L'exposition racontera ainsi l'histoire d'une fascination véritablement européenne, en présentant par ailleurs pour la première fois, les derniers vestiges tout juste restaurés d'une réplique de la Galerie Farnèse, voulue par Louis XIV au palais des Tuileries, aujourd'hui disparu. Un ensemble exceptionnel de très grands cartons, dessinés par les premiers pensionnaires de l'Académie de France à Rome, qui fait preuve, à travers le gigantisme de cette entreprise de copie, de l'admiration sans limite dont était auréolée la Galerie Farnèse. Mais derrière le voile, l'écran de célébrité que ce chef-d'œuvre pose sur la connaissance des artistes qui l'ont créé – les Carrache entendus comme groupe –, l'exposition aura à cœur de permettre au public de mieux toucher du doigt la personnalité attachante de son maître d'œuvre principal : Annibale.
Pour ce faire, la scénographie de l'exposition recréera de façon immersive, en plus de la voûte de la Galerie, un deuxième plafond : celui du Camerino, la petite pièce confiée comme un galop d'essai à Annibale. À la suite des dessins pour la Galerie, ceux pour le Camerino, confrontés à d'autres feuilles d'Annibale exécutées avant son départ pour Rome, souligneront l'effort de renouveau stylistique et intellectuel tenu jusqu'à l'épuisement par un artiste âgé de trente-quatre ans, présent pour la première fois dans la ville éternelle. La Galerie Farnèse constitue à n'en pas douter le chef-d'œuvre d'Annibale, son dernier grand œuvre, un modèle pour la postérité et une occasion permanente d'émerveillement pour tous ceux qui en admirent les fresques et les dessins.

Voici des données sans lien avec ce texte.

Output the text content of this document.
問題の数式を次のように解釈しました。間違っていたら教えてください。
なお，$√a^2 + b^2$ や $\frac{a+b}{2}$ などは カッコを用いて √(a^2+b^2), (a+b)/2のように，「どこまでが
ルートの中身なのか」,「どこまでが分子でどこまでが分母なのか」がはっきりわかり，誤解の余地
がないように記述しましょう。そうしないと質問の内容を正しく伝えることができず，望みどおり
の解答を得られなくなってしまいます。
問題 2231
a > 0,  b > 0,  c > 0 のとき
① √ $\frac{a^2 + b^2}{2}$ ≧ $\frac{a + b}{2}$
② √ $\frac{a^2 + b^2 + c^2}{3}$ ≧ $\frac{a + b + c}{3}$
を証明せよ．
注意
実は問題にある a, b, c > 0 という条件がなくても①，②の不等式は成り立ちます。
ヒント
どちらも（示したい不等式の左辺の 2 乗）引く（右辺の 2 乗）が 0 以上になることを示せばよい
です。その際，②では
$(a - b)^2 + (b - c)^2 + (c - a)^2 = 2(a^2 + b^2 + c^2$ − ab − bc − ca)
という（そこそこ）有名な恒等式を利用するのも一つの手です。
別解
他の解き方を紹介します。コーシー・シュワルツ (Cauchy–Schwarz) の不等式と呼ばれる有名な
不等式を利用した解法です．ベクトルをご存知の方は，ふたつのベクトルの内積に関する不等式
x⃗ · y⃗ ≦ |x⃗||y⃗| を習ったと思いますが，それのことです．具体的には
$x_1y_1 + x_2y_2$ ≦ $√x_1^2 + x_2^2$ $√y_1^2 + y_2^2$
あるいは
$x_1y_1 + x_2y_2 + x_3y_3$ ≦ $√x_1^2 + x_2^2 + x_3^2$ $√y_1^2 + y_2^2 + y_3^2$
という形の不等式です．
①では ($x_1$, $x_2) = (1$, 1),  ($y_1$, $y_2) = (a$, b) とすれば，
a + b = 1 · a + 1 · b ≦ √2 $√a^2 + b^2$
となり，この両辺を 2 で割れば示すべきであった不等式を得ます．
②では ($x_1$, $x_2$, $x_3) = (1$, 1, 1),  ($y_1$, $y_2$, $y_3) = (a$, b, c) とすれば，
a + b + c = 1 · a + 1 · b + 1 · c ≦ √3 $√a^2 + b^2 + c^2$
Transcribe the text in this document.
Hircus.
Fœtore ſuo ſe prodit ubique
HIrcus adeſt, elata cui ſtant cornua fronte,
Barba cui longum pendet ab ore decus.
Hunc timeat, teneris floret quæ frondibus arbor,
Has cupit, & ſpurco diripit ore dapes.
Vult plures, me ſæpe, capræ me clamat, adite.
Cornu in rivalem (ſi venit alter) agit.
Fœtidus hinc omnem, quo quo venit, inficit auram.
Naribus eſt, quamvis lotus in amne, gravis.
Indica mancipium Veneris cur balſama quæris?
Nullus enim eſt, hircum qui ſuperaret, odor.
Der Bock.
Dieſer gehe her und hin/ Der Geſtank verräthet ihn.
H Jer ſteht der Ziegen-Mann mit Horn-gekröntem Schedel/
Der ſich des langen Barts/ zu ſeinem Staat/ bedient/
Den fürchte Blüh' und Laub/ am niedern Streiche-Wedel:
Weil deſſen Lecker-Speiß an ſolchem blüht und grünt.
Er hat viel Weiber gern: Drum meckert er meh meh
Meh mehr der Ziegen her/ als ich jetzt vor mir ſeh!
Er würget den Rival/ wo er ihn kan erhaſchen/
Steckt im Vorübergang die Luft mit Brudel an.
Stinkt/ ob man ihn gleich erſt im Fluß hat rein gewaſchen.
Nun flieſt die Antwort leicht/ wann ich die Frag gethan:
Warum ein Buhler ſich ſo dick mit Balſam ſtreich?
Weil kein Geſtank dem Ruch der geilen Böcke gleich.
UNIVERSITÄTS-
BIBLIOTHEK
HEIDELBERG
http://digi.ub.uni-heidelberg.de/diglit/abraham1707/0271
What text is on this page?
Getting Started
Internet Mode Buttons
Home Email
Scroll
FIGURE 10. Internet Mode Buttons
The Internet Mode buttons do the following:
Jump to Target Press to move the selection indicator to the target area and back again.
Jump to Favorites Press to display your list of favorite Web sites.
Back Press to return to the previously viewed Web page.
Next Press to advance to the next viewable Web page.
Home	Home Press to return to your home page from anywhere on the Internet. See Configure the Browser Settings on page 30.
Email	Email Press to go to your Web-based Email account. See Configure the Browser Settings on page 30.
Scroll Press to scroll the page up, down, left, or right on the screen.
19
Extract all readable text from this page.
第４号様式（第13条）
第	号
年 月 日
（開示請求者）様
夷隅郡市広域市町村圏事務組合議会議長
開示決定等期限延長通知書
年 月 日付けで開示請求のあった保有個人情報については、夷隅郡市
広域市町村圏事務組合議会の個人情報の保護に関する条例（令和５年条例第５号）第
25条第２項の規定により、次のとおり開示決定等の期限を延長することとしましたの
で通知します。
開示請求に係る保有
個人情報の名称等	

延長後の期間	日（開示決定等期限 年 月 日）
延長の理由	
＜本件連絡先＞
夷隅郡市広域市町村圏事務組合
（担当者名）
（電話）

Elle signe à la fois un accomplissement sans pareil et incarne une tragédie : celle d'un artiste jeune encore, conduit à l'épuisement, qui ne peindra plus après elle et s'éteindra à son achèvement.
PROLOGUE
UNE RÉPLIQUE POUR LE ROI DE FRANCE
1667
Soixante ans après son achèvement, la Galerie Farnèse fascine les collectionneurs de l'Europe entière qui rivalisent pour en posséder une parcelle : dessins préparatoires ou copies, à défaut des fresques originales.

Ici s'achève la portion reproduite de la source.